Quanto poi alla Ras ass.ni, chiamata in causa in garanzia dalla soc. F.lli Costanzo, la Corte d’appello ha ritenuto che nessun accertamento doveva effettuarsi nei confronti di quest’ultima, non avendo il ricorrente proposto alcuna domanda nei suoi confronti nel giudizio di primo grado.

Tale motivazione è del tutto corretta avendo questa Corte già chiarito che il principio secondo il quale, qualora il convenuto chiami in causa un terzo indicandolo come unico responsabile nei confronti dell’attore, la domanda proposta da quest’ultimo si estende automaticamente al terzo, non è applicabile nel caso della chiamata in garanzia, attesa l’autonomia sostanziale del rapporto confluito nel processo per effetto di detta chiamata e pertanto, l’attore rimasto soccombente in primo grado, che non abbia proposto domanda nei confronti del chiamato, non può formularla ex novo in appello.

(Cass. 6026/01).

Alla luce di questa giurisprudenza destituita di fondamento è pertanto la censura del ricorrente secondo cui la domanda nei confronti della F.lli Costanzo si sarebbe automaticamente estesa nei confronti della Ras. Ass.ni per avere questa dichiarato nel costituirsi in primo grado la propria disponibilità a risarcire parte del danno. E’ di tutta evidenza che tale disponibilità non poteva che manifestarsi nei confronti della garantita soc F.lli Costanzo e non già dell’attore che nessuna domanda aveva proposto nei suoi confronti.

Il settimo motivo è inammissibile.

Con tale motivo il ricorrente si duole del mancato riconoscimento dei danni derivati dalla effettuazione del lavori e, in particolare, dallo scoppio di mine. La Corte d’appello ha osservato che nessuna prova era stata fornita di detto danno nè del nesso di causalità con l’effettuazione dei lavori e che non poteva considerarsi prova l’offerta di L. 1.860.00 effettuata dalla Ras ass.ni..

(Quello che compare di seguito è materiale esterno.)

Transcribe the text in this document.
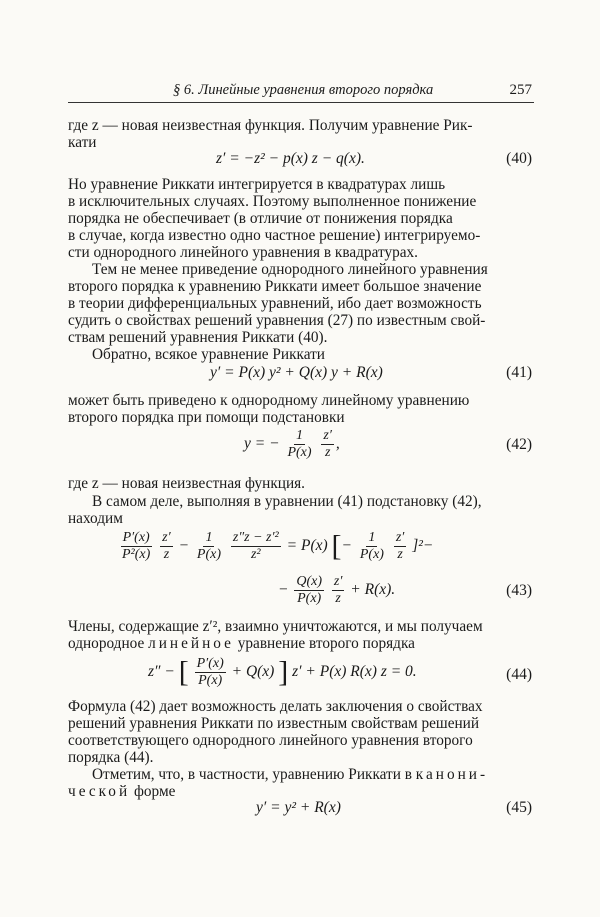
§ 6. Линейные уравнения второго порядка	257
где z — новая неизвестная функция. Получим уравнение Рик-
кати
z′ = −z² − p(x) z − q(x).	(40)
Но уравнение Риккати интегрируется в квадратурах лишь
в исключительных случаях. Поэтому выполненное понижение
порядка не обеспечивает (в отличие от понижения порядка
в случае, когда известно одно частное решение) интегрируемо-
сти однородного линейного уравнения в квадратурах.
Тем не менее приведение однородного линейного уравнения
второго порядка к уравнению Риккати имеет большое значение
в теории дифференциальных уравнений, ибо дает возможность
судить о свойствах решений уравнения (27) по известным свой-
ствам решений уравнения Риккати (40).
Обратно, всякое уравнение Риккати
y′ = P(x) y² + Q(x) y + R(x)	(41)
может быть приведено к однородному линейному уравнению
второго порядка при помощи подстановки
y = − $\frac{1}{P(x)}$
$\frac{z'}{z}$ ,	(42)
где z — новая неизвестная функция.
В самом деле, выполняя в уравнении (41) подстановку (42),
находим
$\frac{P'(x)}{\text{P²(x)}}$
$\frac{z'}{z} - \frac{1}{P(x)}$
$\frac{\text{z″z − z′²}}{\text{z²}} = P(x)$ [− $\frac{1}{P(x)}$
$\frac{z'}{z} ]^2-$
− $\frac{Q(x)}{P(x)}$
$\frac{z'}{z} + R(x)$.	(43)
Члены, содержащие z′², взаимно уничтожаются, и мы получаем
однородное линейное уравнение второго порядка
z″ − [ $\frac{P'(x)}{P(x)} + Q(x)$ ] z′ + P(x) R(x) z = 0.	(44)
Формула (42) дает возможность делать заключения о свойствах
решений уравнения Риккати по известным свойствам решений
соответствующего однородного линейного уравнения второго
порядка (44).
Отметим, что, в частности, уравнению Риккати в канони-
ческой форме
y′ = y² + R(x)	(45)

Trattasi di una valutazione in fatto sulla base delle emergenze probatorie del giudizio che il ricorrente contrasta proponendo in realtà a sua volta una diversa interpretazione delle emergenze probatorie stesse, in tal modo investendo il merito della controversia, onde la censura non è suscettibile di valutazione in questa sede di legittimità.

Quanto poi all’offerta da parte della RAS ass.ni, è evidente che la stessa, essendo proposta nei confronti dell’assicurata Costanzo Costruzioni, e non nei confronti del ricorrente, non poteva avere alcun valore confessorio, ma restava limitata nell’ambito dei rapporti tra assicurazione ed assicurato.

In conclusione dunque, meritano accoglimento, il secondo motivo per quanto di ragione ed il quinto, vanno rigettati tutti gli altri, la sentenza va pertanto cassata in ragione delle censure accolte con rinvio anche per le spese alla Corte d’appello di Catania in diversa composizione.

PQM

Accoglie il secondo motivo nei termini di cui in motivazione nonchè il quinto, rigetta gli altri; cassa la sentenza impugnata in relazione alle censure accolte e rinvia anche per le spese alla Corte d’appello di Catania in diversa composizione.

Così deciso in Roma, il 2 febbraio 2010.